I won't watch my nieces and nephews grow up and I won't have Jane no more to talk to. Maybe I can send them word somehow along the way we are all right, maybe sometime they can send me word...but don't see how as things are now. They don't show no notion of following us to Tennessee. Only Johnny's brothers going to do that. All I will be able to do is lookup at the stars at night and think "well Papa and Jane might be looking up at these same stars...might not be together, but we in the same world with the same roof...that is something".
And the heart tuggin just goes right on too....I pitched an everlovin fit when Johnny come up with this. I looked at my livin youngins, all six of them, looked at their eyes a 'shinin as Johnny told em what was waitin out there for the takin, the times we would have, the future they had ahead...and I tell you my heart broke like somebody took a hammer and crushed it, over and over six times and no mercy. Those blue eyes shinin, those bright heads dancin up and down in excitement....and not a one of em old enough or with sense enough to know that they all wouldn't make it. We'll wind up burying some of em on one of those mountains loomin up like walls that reach to the clouds, or beside the river..I know we will and there ain't no two ways about it...and I know if my heart is breakin now it is gonna break even more then...Johnny won't have no time to let me stay there a spell and grieve..we will just have to leave them behind where ain't nobody, not even Jane, gonna know or drop on by and stay with them a spell now and then...I won't even know for sure where it is I left my babies on the way.
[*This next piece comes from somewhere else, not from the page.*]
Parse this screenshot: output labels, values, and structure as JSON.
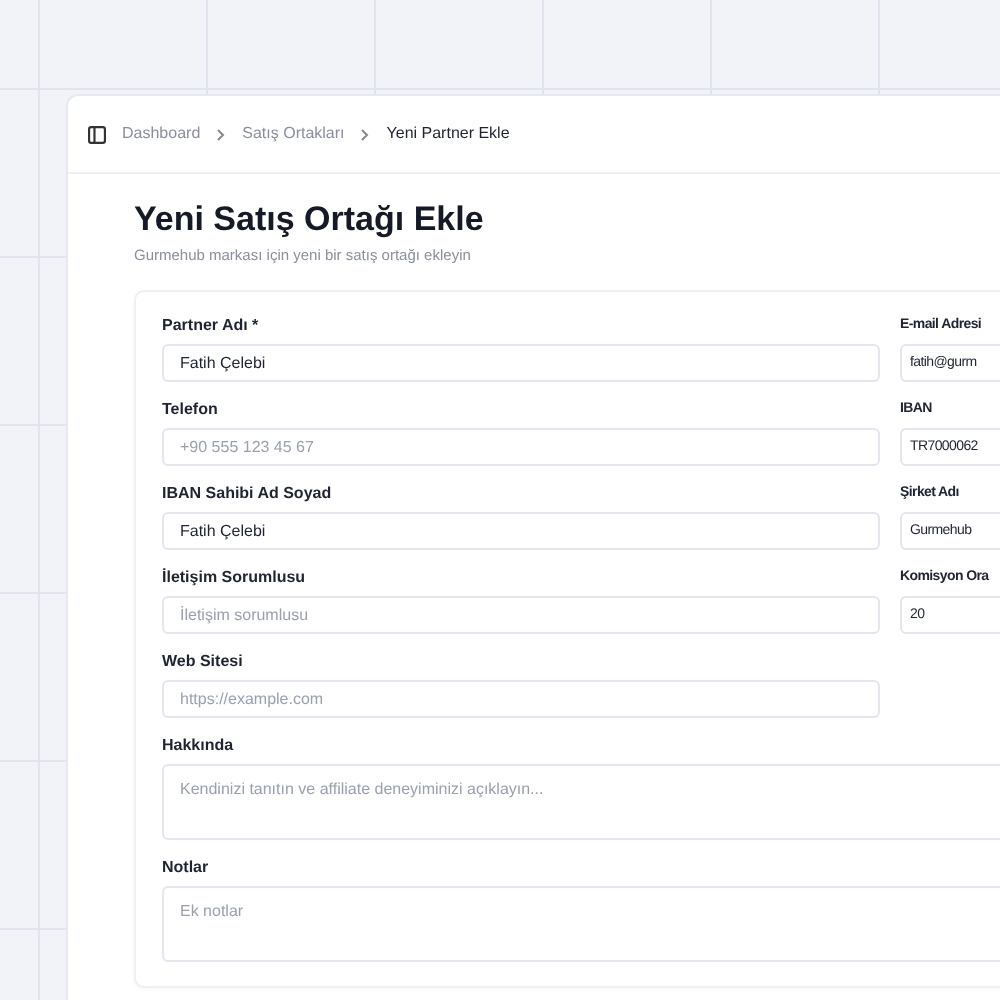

Don't know how we will even go about buryin em right, puttin them away like a mama ought to have the right to lay her babies to the final rest.
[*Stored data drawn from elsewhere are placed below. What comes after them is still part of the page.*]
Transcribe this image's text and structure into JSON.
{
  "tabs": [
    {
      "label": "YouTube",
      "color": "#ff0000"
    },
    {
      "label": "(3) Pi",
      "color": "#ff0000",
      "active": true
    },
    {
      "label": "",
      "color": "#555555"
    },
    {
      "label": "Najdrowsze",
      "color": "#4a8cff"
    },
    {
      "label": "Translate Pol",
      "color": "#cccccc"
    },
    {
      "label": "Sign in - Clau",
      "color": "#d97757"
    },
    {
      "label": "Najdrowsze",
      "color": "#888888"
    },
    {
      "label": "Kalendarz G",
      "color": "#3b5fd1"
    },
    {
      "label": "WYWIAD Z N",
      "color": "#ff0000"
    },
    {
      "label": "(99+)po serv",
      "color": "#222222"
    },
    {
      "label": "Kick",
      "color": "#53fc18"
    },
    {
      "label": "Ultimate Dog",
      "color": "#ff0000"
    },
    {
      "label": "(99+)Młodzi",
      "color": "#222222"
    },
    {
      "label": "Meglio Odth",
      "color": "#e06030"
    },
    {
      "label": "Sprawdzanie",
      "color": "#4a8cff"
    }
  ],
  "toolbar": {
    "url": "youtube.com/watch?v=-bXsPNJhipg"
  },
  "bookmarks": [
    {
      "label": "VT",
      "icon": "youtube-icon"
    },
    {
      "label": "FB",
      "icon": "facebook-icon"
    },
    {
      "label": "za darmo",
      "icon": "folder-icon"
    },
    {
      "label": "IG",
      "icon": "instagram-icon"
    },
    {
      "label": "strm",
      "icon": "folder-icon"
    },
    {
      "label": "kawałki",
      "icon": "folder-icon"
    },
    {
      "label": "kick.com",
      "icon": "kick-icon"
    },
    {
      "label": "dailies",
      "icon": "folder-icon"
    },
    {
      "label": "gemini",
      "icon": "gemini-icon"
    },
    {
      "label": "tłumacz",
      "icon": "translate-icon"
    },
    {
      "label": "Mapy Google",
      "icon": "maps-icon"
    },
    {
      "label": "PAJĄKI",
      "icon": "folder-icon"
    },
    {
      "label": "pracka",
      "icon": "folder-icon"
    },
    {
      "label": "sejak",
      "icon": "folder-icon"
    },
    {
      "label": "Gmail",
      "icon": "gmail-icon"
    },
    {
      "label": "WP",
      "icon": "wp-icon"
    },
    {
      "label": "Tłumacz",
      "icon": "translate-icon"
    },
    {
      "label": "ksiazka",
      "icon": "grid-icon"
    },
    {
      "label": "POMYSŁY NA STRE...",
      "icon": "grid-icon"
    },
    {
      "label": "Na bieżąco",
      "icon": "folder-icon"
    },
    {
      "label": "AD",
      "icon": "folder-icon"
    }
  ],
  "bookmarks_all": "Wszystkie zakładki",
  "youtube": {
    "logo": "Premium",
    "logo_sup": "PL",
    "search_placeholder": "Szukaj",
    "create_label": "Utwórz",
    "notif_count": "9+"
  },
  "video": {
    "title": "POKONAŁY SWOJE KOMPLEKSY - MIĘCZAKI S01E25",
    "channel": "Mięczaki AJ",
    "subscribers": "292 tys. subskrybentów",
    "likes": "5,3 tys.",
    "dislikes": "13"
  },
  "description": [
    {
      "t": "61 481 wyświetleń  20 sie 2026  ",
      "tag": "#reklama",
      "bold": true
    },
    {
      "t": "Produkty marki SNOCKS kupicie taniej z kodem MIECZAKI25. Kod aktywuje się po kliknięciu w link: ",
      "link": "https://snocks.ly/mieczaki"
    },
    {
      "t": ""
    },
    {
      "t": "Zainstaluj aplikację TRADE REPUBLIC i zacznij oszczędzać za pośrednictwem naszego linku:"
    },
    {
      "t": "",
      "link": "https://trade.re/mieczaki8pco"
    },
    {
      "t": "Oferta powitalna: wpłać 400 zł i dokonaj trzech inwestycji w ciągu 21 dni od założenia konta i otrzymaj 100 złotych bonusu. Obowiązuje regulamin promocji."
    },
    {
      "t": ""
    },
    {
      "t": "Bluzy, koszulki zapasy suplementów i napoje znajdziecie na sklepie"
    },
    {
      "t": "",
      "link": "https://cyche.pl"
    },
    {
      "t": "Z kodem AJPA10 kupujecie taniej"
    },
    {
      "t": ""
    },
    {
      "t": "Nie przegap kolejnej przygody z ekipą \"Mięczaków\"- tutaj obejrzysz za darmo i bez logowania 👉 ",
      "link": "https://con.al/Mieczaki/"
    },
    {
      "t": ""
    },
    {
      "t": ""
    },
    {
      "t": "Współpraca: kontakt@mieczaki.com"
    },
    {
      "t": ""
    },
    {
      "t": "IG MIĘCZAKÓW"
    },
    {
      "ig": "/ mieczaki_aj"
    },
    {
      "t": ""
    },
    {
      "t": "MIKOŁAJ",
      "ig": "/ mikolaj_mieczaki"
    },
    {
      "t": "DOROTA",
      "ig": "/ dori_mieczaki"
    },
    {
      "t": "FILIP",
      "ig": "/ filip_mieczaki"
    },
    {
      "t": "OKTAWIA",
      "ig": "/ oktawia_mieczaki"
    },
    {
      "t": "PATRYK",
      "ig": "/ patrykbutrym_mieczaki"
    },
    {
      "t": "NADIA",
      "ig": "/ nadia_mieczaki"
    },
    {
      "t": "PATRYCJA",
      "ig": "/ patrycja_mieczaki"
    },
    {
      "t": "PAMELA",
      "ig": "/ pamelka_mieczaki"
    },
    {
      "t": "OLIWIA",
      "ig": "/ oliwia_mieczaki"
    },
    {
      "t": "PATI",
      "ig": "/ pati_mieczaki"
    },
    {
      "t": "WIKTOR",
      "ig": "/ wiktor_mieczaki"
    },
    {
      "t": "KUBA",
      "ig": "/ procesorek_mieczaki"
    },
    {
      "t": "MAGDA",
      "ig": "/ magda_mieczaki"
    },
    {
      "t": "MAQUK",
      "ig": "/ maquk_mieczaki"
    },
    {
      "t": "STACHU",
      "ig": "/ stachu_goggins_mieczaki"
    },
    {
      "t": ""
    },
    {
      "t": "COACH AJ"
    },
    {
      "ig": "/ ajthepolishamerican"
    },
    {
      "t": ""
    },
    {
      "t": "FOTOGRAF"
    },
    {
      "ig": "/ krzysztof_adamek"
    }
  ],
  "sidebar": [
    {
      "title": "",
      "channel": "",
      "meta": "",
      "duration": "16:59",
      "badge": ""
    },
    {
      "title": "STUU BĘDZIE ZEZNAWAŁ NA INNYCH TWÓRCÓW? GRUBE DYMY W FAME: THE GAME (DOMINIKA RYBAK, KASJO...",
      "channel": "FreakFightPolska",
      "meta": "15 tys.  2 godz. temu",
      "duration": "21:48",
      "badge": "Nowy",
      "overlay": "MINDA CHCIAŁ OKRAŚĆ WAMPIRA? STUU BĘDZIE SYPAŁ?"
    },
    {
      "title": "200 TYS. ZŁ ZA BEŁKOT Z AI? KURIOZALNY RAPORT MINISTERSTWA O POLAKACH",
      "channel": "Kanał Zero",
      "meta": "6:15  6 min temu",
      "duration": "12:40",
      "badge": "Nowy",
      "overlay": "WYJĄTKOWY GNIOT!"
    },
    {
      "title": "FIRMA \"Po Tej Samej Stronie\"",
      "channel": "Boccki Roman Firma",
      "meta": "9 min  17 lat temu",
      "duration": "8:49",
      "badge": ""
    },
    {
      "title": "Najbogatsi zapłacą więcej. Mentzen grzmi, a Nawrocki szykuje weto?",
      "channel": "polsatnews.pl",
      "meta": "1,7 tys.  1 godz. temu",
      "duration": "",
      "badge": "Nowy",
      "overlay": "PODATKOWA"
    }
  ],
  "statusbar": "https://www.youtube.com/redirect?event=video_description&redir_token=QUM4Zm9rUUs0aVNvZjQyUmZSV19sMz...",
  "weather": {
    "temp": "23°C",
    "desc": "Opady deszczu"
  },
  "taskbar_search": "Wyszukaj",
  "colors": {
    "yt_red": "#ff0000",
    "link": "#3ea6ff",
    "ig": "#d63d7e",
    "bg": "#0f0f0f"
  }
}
And taint no sense dwellin on it. I know good and well could be none of us gonna make it, and for sure, if we stayed here neither there ain't no guarantee ...whole families I watched wiped out by first one thing and then the other. Caint vouch that the natives won't get us, nor a sickness, nor bad water, nor a piece of bad blood waiting to ambush us on the trail. Cain't vouch that river won't get us, have heard about that river and the places in it. Cain't vouch how long what supplies we have will last, nor for sure we can get more. Caint vouch for nothin much at all, cept Johnny is right.
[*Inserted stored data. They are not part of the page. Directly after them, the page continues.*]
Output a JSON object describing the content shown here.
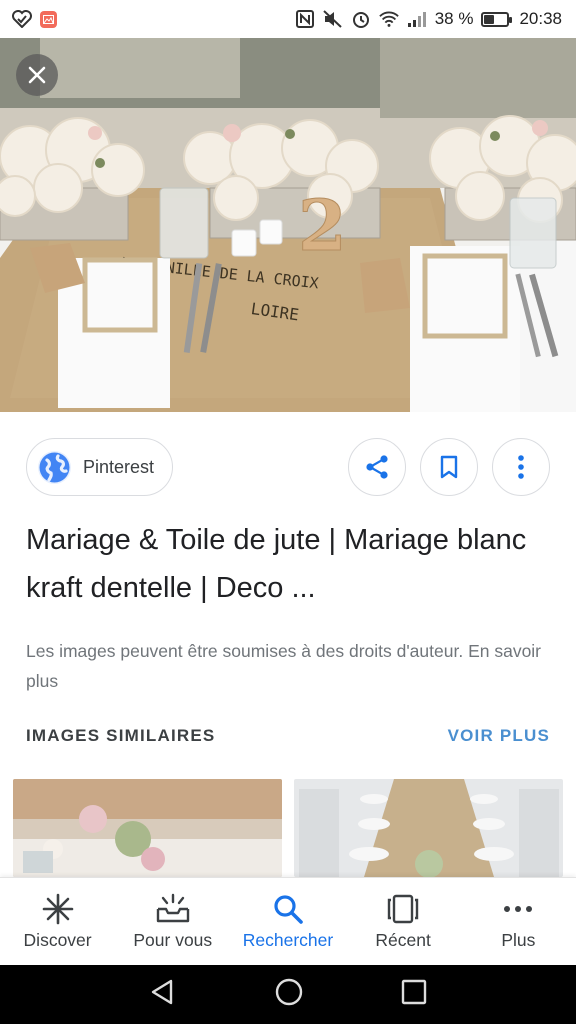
{
  "status_bar": {
    "battery_percent": "38 %",
    "battery_level": 0.38,
    "time": "20:38",
    "icons": [
      "heart-check-icon",
      "gallery-notification-icon",
      "nfc-icon",
      "mute-icon",
      "alarm-icon",
      "wifi-icon",
      "signal-icon",
      "battery-icon"
    ]
  },
  "hero": {
    "table_number": "2",
    "burlap_text_1": "LA VANILLE DE LA CROIX",
    "burlap_text_2": "LOIRE"
  },
  "source": {
    "name": "Pinterest",
    "icon": "globe-icon"
  },
  "actions": [
    "share-icon",
    "bookmark-icon",
    "more-vert-icon"
  ],
  "title": "Mariage & Toile de jute | Mariage blanc kraft dentelle | Deco ...",
  "copyright_notice": "Les images peuvent être soumises à des droits d'auteur. En savoir plus",
  "similar": {
    "heading": "IMAGES SIMILAIRES",
    "see_more": "VOIR PLUS"
  },
  "bottom_nav": [
    {
      "label": "Discover",
      "icon": "asterisk-icon",
      "active": false
    },
    {
      "label": "Pour vous",
      "icon": "inbox-sparkle-icon",
      "active": false
    },
    {
      "label": "Rechercher",
      "icon": "search-icon",
      "active": true
    },
    {
      "label": "Récent",
      "icon": "recent-cards-icon",
      "active": false
    },
    {
      "label": "Plus",
      "icon": "more-horiz-icon",
      "active": false
    }
  ],
  "colors": {
    "accent": "#1a73e8",
    "link": "#4a8fd0",
    "burlap": "#c4a77c"
  }
}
Ain't nothin much for us here, gettin less and less all the time, and what of our babies make it, if any of em do, well they will have a better chance for it. They may can own their own land this way, get by easier in the world once that place is settled in. Maybe they can have things someday me and Johnny never dreamed of. But it shorely is a high price to pay. It shorely is.
And I reckon I'll follow Johnny even if my heart is twisting and bleed inside of me to where I don't know how I am gonna keep on keepin on. Johnny is decided and I reckon he is right."
And that is what I think might have gone through a mother's mind two hundred years ago.